I have a data set of household incomes. I want to fit a log-normal distribution to the data then generate random numbers from that distribution.
The approach below using the MASS package seems to give incorrect results. When I create a large sample from a log-normal distribution with the parameters from fitdistr
, the mean and standard deviation are both much higher than in the original data.
library(MASS)
mean(hhi) # = 124,027.8
sd(hhi) # = 127,492.1
params <- fitdistr(hhi,'lognormal') # mu = 11.31322, sigma = 1.016148
random_hhi <- rlnorm(1000000, params$estimate['meanlog'], params$estimate['sdlog'])
mean(random_hhi) # returns 137,131.5
sd(random_hhi) # returns 182,139
This post, suggested in a comment on a similar question, offers a different approach based on the definitions for the mean and variance of the log-normal distribution. This approach seems to work better in my case. Notice that the mean and SD are much closer to those in the data.
m <- mean(hhi)
s <- sd(hhi)
location <- log(m^2 / sqrt(s^2 + m^2)) # returns 11.3677234406609
shape <- sqrt(log(1 + (s^2 / m^2))) # returns 0.8491615
random_hhi <- rlnorm(n=1000000, location, shape)
mean(random_hhi) # returns 124,024.1
sd(random_hhi) # returns 127,291.8
So, my question is: Why does the first approach fail and the second succeed? I would expect fitdistr
to return the parameters mu
and sigma
that best fit the data so that numbers generated from those parameters with rlnorm
would follow the same distribution. What am I missing?
The two ways you obtain these parameters are not equal.
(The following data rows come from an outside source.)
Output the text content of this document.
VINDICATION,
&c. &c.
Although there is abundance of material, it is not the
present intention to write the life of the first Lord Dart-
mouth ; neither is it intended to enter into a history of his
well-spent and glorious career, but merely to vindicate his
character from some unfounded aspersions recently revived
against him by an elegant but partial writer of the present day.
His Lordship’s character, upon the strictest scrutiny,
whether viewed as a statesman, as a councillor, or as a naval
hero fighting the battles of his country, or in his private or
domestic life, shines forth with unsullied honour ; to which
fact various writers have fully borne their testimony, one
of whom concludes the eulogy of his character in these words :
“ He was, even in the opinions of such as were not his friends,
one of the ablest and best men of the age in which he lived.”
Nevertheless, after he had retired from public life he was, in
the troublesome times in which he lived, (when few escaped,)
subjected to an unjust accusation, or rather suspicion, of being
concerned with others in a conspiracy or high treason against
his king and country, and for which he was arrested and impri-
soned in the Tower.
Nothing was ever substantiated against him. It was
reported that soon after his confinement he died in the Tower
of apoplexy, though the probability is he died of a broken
MASS::fitdistr
performs maximum likelihood estimation, whereas in the second case you have taken theoretical identities as if they reflect the exact truth for your sample.
To be clear, rlnorm
(or any other stats
random sampling function) returns exactly the distribution you have asked for. By inverting the identities you can trivially verify that a log-normal with mean=11.313 and SD=1.016 will approximately produce the parameters you got in the original scale (unfortunately the log-normal is quite heavily skewed which makes original-scale SD a poor summary measure). The issue lies in how you got to those distributional parameters.
A small example:
set.seed(123)
## Doesn't really follow any univariate distribution
x <- c(rnorm(15, 15, 5), rnorm(5, 150, 30))
## What is the lognormal distribution that is most likely to have produced this sample?
MASS::fitdistr(x, "lognormal")
#> logmean=3.292, logsd=1.020
## What is the mean & SD of the lognormal distribution following the observed mean & SD?
c(logmean=log(mean(x)^2 / sqrt(sd(x)^2 + mean(x)^2)),
logsd=sqrt(log(1 + (sd(x)^2 / mean(x)^2))))
#> logmean=3.429, logsd=0.985
Again, these are both 'correct' but answers to different questions. From this it should be clear why the second approach approximates your observed parameters much more closely. The same would happen using the normal distribution:
MASS::fitdistr(x, "normal")
#> mean=50.142, sd=62.584
c(mean=mean(x), sd=sd(x))
#> mean=50.141, sd=64.210
Simulating from these sets of parameters will clearly give you different SDs (that's what you're providing as input), and the second one will reproduce the observed SD whereas the first one won't.
I cannot tell you which of these two is the one you want since you didn't provide more details, but it seems highly unlikely that you just want to reproduce your observed summary statistics exactly (you already have these). If anything, the mismatch between the observed summaries and the MLE suggests that the log-normal is not an exact fit for your data.
As an addendum, here's code that will let you reproduce what MASS::fitdistr
does, i.e. how the maximum likelihood parameter estimates are calculated:
mle_normal <- function(x) {
mu <- mean(x)
sig <- sqrt(mean((x-mu)**2))
c(mu=mu, sig=sig)
}
mle_lognormal <- function(x) {
stopifnot(all(x > 0))
est <- mle_normal(log(x))
c(logmu=est[1], logsig=est[2])
}
And finally, while the only difference between the MLE and the summary in the normal case is the Bessel correction (variance with n-1 in the denominator instead of n), in the log-normal case that doesn't hold because original-scale mean and variance are no longer independent.